On this subject, I wanted to ask about introducing formula. dd is ebf atm but I would like to introduce a bottle of formula a day in preparation for going back to work. Would 1 bottle of formula a day increase SIDS risk at 4/5 months? Would it be safer to wait until 6 months to introduce? The data I can find doesn't seem to give any quantities. Just that bf babies have the least risk, mixed fed slightly more and fully formula fed highest but none say what proportion of ff/bf mix fed means and when baby was mix fed from. i.e. if from birth would that risk be more than introducing at 4 months?

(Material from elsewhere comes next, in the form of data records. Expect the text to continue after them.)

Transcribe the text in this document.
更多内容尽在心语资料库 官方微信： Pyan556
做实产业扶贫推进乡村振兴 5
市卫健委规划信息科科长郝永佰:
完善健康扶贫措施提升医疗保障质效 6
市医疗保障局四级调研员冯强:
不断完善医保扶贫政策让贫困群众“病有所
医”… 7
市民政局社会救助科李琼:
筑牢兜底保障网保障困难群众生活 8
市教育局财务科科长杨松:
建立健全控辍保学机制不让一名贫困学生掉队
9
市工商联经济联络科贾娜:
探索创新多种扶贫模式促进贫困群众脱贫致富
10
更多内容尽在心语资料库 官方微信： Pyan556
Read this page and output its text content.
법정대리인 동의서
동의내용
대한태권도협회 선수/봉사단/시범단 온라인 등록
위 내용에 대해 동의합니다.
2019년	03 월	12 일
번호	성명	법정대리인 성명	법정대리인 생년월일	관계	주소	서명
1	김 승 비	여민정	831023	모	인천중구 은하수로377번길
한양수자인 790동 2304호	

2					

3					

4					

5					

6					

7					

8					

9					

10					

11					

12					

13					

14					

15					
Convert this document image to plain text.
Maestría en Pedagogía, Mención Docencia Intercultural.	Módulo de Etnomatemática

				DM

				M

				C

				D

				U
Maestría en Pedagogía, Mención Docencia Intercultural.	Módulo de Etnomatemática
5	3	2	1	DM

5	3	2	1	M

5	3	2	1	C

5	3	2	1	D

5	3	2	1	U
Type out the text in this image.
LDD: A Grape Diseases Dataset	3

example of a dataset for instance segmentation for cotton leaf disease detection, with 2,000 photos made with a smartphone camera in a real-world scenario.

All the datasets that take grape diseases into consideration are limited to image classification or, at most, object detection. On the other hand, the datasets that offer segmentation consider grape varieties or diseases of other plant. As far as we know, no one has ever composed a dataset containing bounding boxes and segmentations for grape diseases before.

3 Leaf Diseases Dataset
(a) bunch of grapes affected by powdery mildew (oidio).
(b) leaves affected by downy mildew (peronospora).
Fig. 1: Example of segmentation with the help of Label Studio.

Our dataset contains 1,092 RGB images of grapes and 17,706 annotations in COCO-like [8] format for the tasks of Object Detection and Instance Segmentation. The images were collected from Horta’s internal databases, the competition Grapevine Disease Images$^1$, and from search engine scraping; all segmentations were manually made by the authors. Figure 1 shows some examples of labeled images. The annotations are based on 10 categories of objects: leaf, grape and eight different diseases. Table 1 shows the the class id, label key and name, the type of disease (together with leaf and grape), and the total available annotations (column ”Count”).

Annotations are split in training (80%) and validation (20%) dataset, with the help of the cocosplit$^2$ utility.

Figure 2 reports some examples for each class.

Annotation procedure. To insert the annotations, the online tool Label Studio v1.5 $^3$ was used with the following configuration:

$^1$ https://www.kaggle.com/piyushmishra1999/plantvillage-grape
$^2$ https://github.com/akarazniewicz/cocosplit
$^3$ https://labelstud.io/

mintymellons Fri 16-Nov-12 13:48:30

A formula fed new born would need to feed every three-four hours, so if down at seven, would need a feed around 10pm, then say 2am and 6am.

Karoleann Fri 16-Nov-12 13:49:00

DS1 didn't sleep through til 2.5. Ds2 and dd slept from 6pm til 7.30pm from 3 months, breastfed but with a bottle at forula and dream feed at 11.
None stayed in our room past 1 month.

princesssmartypantss Fri 16-Nov-12 14:05:26

Well said thermob, i appreciate everyone must make theiier own decisions, but i would be fairly confident that every one who has had a baby die would have done anything to prevent it, i have a close family member who lost a baby to sids, so i personally follow all the guidelines very carully.

Loislane78 Fri 16-Nov-12 20:54:59

OP - my 13 wk old goes to bed/sleep at 7 (sometimes earlier if tired) and usually wakes for feeds at 2 and 5 before getting up around 7. We have had 3 nights recently where she just woke once at 4am; I'm v lucky. She's done this according to her own body clock since about 7 weeks; realize now what I thought was evening fussiness was in fact over tiredness.

She is EBF and never had formula so I'm a believer its the baby not the feeding.

She sleeps in her own room now for a number of reasons, has done for a few weeks.